The plans seem to me to be cobbled together without inspiration. The house can’t decide: on the entrance side the projecting cross-gable has a flat roof, on the garden side there is a gable. That’s like spending half a vacation at the sea and the other half in the mountains. The basement seems to have been added onto a basement-free initial design and "leaves behind" a "Room 1" on the ground floor that is booked but not picked up. The children’s bathroom right next to the parents’ bathroom can join in this song. If the parents’ bathroom had access from the bedroom, first of all both would make more sense and secondly the children’s bathroom could then be extended in front of the current parents’ bathroom door. Anyone getting out of the bathtub in this bathroom must be a head shorter than anyone showering.
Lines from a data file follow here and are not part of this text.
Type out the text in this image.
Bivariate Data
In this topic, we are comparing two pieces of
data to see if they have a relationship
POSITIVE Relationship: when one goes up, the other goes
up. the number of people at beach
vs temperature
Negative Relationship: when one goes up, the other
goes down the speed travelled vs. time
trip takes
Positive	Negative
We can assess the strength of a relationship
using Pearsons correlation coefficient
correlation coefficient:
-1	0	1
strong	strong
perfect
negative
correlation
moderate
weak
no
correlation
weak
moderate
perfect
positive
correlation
I interpret the room divider between kitchen and dining room by the wall thickness as a load-bearing wall – but then the beam/ lintel lacks the living room side support both structurally and visually. The narrower dining room window looks shifted according to the dimension line – but not consistently up to the table axis (?)

The creative quality of this design gives me déjà vu from a resistance-to-advice thread started two months ago: – by the way also with a guest room in the basement; and your "ground floor Room 1" was the pantry there. Would you have such a nice chicken ladder without knee walls? ;-)
 

ypg

2017-04-30 23:17:59
  • #4
I think the draft is quite good now, considering what you had before. The rooms are clearly structured and functional. I won't comment on the basement because I have no connection to the basement. I also think the bathroom is good. I also find the children's bathroom great. In my opinion, one should avoid quirky angled features especially in the bathroom. Straight arrangements make a bathroom look elegant - an angled toilet does not. Perhaps as an alternative, a kitchen island could be considered in the kitchen, with a countertop mounted for a small meal? Regards
 

Marvinius

2017-04-30 23:49:02
  • #5
I also think that you should completely reconsider the upper floor, for example, how about the dressing room in the [Zwerchgiebel]? I would also spatially separate the two bathrooms.
 

Marvinius

2017-04-30 23:52:02
  • #6
I agree with 11ant regarding "Raum1"; we also planned a basement later, and then the ground floor becomes problematic where the utility room and guest WC were previously planned. This also needs to be reconsidered.